Tougher, stricter standards seem to be applied by tribunals where redundancies are carried out through selection from a pool, where the job itself does not change but fewer employees are needed to do it, especially where those at risk do not occupy senior or managerial roles. A good example is Mental Health Care (UK) Limited v Biluan [2012] UKEAT/0248/12/SM, a case involving redundancy dismissals at a hospital. In this case, the EAT criticised the use of “elaborate and HR-driven” selection tests which it said deprived the employer of the benefit of input from managers and others who knew the staff in question. The EAT also suggested that the obvious unreliability of these tests “shed a rather revealing light on the extent to which assessments of the kind carried out in fact correlate with actual experience in the workplace”. Helpfully, the EAT confirmed, in particular, that when making redundancies out of a pool of at-risk employees, it is very likely to be unfair to disregard their past performance. It is worth looking in detail at the facts of this case:
A ward closure led to the need for redundancies at a hospital run by the Castlebeck Group. The employer put the hospital’s entire nursing and support staff of 58 workers into one pool with a view to assessing the performance of each employee and dismissing the lowest scoring.
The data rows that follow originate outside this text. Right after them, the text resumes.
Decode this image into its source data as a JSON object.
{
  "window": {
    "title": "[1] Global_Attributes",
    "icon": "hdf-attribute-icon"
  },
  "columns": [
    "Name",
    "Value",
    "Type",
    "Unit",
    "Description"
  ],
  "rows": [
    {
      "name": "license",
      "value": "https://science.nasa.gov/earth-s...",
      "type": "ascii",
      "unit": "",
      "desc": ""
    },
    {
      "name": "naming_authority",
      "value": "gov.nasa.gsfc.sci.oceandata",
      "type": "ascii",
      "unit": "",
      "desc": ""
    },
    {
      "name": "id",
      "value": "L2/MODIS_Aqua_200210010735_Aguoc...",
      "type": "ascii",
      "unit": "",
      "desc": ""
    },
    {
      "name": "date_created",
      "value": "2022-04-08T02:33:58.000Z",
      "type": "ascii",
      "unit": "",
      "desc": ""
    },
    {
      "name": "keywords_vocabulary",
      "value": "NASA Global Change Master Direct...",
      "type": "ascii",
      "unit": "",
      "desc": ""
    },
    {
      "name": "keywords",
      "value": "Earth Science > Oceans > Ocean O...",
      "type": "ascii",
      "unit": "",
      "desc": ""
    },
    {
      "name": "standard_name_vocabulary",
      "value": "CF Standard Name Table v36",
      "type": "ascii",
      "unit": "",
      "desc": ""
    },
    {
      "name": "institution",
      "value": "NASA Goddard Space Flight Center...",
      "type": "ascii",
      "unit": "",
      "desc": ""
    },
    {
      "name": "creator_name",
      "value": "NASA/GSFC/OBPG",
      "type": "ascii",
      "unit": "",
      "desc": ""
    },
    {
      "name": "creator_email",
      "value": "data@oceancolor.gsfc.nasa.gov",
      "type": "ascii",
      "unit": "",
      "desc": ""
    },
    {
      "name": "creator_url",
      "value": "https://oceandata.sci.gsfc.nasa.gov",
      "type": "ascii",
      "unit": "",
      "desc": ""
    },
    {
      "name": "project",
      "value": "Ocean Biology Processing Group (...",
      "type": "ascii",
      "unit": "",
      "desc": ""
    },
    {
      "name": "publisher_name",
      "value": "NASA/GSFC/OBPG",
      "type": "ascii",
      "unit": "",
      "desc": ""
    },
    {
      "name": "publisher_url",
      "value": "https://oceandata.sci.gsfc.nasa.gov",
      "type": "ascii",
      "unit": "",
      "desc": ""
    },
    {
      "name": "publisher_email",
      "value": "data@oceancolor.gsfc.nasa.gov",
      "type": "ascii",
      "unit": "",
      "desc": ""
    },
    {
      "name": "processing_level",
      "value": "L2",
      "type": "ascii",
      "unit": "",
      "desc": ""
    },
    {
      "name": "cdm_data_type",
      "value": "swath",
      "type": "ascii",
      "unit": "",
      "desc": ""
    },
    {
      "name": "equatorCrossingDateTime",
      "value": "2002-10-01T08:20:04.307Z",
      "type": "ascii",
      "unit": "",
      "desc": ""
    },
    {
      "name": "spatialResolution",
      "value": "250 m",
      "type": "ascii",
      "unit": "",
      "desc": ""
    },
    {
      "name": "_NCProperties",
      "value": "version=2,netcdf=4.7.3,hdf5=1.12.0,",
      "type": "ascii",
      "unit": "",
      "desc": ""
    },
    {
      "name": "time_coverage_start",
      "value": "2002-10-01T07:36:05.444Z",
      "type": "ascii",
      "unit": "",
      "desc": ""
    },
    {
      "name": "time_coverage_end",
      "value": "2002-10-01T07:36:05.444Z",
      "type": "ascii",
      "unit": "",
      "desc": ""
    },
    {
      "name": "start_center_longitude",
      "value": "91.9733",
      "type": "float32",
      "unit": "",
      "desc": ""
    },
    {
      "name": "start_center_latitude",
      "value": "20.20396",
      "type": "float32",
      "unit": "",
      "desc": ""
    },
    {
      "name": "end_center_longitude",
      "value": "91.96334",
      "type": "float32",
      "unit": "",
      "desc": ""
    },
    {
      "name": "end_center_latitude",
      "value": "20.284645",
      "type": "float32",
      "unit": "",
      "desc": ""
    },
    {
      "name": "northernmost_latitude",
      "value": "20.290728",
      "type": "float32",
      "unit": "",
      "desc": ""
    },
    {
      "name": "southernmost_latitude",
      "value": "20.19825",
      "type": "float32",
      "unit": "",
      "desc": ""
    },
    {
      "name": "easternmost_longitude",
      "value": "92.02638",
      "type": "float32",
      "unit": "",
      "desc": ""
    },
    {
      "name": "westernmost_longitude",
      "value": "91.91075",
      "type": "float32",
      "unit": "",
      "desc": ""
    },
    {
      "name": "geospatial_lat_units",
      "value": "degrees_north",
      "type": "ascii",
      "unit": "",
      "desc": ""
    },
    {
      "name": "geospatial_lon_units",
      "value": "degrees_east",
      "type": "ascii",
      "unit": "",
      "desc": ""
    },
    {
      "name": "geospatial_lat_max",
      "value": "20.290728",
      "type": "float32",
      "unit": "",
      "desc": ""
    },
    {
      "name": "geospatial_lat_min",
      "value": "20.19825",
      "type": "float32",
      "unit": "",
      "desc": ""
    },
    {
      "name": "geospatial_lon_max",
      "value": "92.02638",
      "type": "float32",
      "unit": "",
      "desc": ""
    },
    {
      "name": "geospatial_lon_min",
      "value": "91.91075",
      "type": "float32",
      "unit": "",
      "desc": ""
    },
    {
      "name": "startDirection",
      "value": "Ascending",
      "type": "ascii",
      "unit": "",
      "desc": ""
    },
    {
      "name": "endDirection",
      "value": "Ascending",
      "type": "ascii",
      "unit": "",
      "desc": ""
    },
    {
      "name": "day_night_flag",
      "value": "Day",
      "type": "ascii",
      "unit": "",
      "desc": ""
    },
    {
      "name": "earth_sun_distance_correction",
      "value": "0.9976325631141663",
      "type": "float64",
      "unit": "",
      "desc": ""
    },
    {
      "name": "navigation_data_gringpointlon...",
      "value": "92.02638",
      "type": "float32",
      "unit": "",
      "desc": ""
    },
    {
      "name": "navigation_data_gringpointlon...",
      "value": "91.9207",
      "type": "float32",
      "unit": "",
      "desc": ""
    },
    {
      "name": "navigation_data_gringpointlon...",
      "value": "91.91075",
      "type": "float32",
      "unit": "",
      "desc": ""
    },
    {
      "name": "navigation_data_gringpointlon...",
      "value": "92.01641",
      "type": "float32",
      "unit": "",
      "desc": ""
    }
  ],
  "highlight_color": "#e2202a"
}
The number of redundancy dismissals was fixed, “accidentally or otherwise”, at 19 — one below the figure that would have triggered the obligation to consult collectively.
Selection was based on a series of “competency assessment” tests designed for use in recruitment. Since the tests were designed to test new staff, they took no account of past performance.
Three equally weighted tests were spread over three days, made up of a written assessment, an interview with pre-set questions, and a group discussion of a hypothetical scenario. Several different managers were involved.
Despite some attempt at moderation, the tribunal found “confusion and lack of guidance” about the scoring system and the different approaches of individual assessors. Other flaws included employees not receiving their own scores and appeals being heard by the manager described as the “architect of the whole scheme”.
The tribunal observed, in particular, how the “hypothetical scenario” test, in which managers acted as observers unfairly favoured extrovert employees and disadvantaged more “retiring and thoughtful” ones.
The EAT found the dismissals unfair. In particular, they described as very unusual in a redundancy selection process, at least where competence is in question, the practice of making decisions without input from managers who have worked with staff at risk and can judge their qualities, either by asking their manager, or by reviewing past performance appraisals. The EAT said that even if this means a measure of subjective assessment, this is acceptable, as long as the decision-maker guards against risks like favouritism or bias. Disregarding past performance in this case was “grossly unfair”.
The employees’ line manager had been surprised by the outcome of the selection exercise, which led to the loss of some of his best workers. Even so, no attempt was made to re-assess the scores. The EAT concluded that the employer adopted an “elaborate and HR driven method”, which deprived it of the benefit of input from managers and others who knew the staff in question and “which by its very elaborateness was liable to be difficult to apply consistently. A “blind faith in process” had led to the employer “losing touch with common sense and fairness”.